Susan E. Henking ponders how, in today’s challenging environment, college presidents should fight to sustain the best of what higher education has been and can be.
In November 2014, I marched the streets of Chicago with my partner and many others in response to a grand jury’s decision not to indict a police officer in the shooting death of Michael Brown in Ferguson, Mo. I did not do so easily. And yet, I walked.
I was a college president.
I knew that Amy Gutmann, president of the University of Pennsylvania, had lain down with students performing a die-in at her home and said, “Black lives matter.” And I knew that controversy swirled around her choice.
I knew that predecessor presidents, in the 19th and 20th centuries, had used their prestige, moral stature and bully pulpits to take stands around much more than the higher education reauthorization bill or the role of financial aid. Some of their positions appall me — and some seem to me to have been right. Most crucially, their willingness to speak to public issues of import that were both directly and less directly relevant to their immediate mission and job descriptions inspire me. They make me think about what has changed in the role of the college or university president in more recent years.
As I look back to November 2014, I know that my uncertainty about marching came in part from forces that shape today’s college presidency: the need to raise money, the complexities of admissions and enrollment marketing, financial storms, board leadership, social media eruptions that end presidencies, and much more. Of course, I was also concerned about the relevance of performative or expressive politics rather than policy change. But, I admit: it was mostly worry about my then institution and role that hampered me.
Then, as now, I asked myself what it might mean to be an inside leader with outside values — a college president who remains responsible both to the institution and its many constituencies and to the broader concept of citizenship and higher education’s claim to shape the public good. Had I, perhaps voluntarily, given up my freedom of speech or academic freedom by taking on the role of president?
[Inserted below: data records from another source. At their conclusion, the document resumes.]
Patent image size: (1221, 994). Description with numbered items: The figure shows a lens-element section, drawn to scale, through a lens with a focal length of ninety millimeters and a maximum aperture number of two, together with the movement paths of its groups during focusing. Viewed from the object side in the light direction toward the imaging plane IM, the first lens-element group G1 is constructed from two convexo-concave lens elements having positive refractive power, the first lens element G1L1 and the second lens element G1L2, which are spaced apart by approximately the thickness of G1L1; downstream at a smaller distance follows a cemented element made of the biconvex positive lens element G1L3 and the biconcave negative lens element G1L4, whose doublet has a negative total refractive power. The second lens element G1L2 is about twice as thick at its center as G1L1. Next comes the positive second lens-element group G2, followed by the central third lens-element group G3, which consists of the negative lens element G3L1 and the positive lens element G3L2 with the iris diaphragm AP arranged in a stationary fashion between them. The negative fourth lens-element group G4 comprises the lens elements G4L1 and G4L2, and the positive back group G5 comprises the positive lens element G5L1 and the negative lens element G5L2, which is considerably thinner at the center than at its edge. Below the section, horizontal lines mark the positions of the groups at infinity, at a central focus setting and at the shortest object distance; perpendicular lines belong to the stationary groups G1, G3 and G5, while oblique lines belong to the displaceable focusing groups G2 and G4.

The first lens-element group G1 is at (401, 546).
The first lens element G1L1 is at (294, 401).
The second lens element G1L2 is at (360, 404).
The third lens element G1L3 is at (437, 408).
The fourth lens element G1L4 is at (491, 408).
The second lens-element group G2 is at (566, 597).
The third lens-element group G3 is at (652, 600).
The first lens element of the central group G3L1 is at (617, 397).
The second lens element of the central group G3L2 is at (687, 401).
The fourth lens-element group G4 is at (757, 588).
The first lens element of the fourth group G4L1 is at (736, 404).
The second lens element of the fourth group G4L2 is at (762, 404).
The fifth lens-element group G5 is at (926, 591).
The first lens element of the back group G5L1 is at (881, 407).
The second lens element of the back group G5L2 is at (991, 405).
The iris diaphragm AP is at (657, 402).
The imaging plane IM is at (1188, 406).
What was the relation between my institutional role and my own views as scholar or citizen? Seeing higher education as contributing more than the simple sum of our impact on individuals, I wondered why we as presidents seem so silent. Yes, we have lobbying organizations in Washington — a whole alphabet soup of them — and many of us write op-eds and speak in various venues to the value of what we do. And yet …
I also asked myself about outsider — or, to use Malcom Gladwell’s oft-repeated terminology — outlier colleges and universities like the one I led in 2014, Shimer College. That institution was outside the mainstream of higher education in terms of various markers, including our very progressive values. Was our — or my — capacity to disagree with the powers that be in some arenas possible because we were so fragile in other ways? So, dare I say it, tiny and potentially irrelevant, allowing me to slip beneath radar screens as, for example, my peers elsewhere could not?
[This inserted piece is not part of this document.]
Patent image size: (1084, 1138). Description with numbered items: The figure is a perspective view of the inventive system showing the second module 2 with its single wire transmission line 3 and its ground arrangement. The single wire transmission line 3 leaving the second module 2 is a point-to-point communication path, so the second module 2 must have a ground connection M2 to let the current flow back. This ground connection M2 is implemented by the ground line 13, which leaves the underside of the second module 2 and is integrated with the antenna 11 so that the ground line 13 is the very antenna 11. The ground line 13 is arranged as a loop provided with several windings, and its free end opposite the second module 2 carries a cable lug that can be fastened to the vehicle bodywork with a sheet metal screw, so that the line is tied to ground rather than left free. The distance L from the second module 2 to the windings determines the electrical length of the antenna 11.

Today, my uncertainties remain.
I know what I have done when it comes to public speech as a college president. I am proud that I walked with those who knew the Ferguson decision was a negative judgment on our country’s capacity to address matters of race and policing. And I am proud of the letters I’ve signed, statements I’ve made and campus policies I’ve sought to bring forward. Like other presidents, I have signed on to statements about DACA and guns on campus, for example. I have supported other presidents who took on issues like divestment and boycotting with their boards, rescinded honorary degrees from sexual predators, and filed amicus briefs or engaged in lawsuits about matters of educational and public concern. I have written op-eds rejecting Religious Freedom Restoration Act laws and arguing against gun violence. I have worked to identify how to divest higher education advertising dollars from venues supporting white supremacy and advocated for refusing National Rifle Association dollars.
Such matters seem more and more urgent today, as the economic situation of higher education declines; as matters of central concern to civil society such as free speech, diversity, freedom of the press and education itself are under attack — and as racism, misogyny and other bigotries are on the rise; our roles in shaping lives and civil society are undervalued and misunderstood; and, perhaps, our impact is weakening. The situation facing us today is more serious than it was even in November 2014. I know many of my former peers have been important voices in opposing the Muslim travel ban, refusing support from corporations benefiting from child internments, supporting racial justice and making evident our commitment to the rights of the LGBTQ community while fighting on other fronts to sustain the best of what American higher education has been and can be.
Today I ask, however, not what can we do but what must we do?
I remain unsure where the line in the sand is for myself and for college presidents more generally. Yet I know we must not ignore the question. Leadership, perhaps, is the willingness to struggle in public — and to do so strategically so that our uncertainty does not mean we do too little, or act too late, in the face of well-organized hostility. This is our time and our responsibility.
From today’s vantage point, I would say: we must do more. All of us.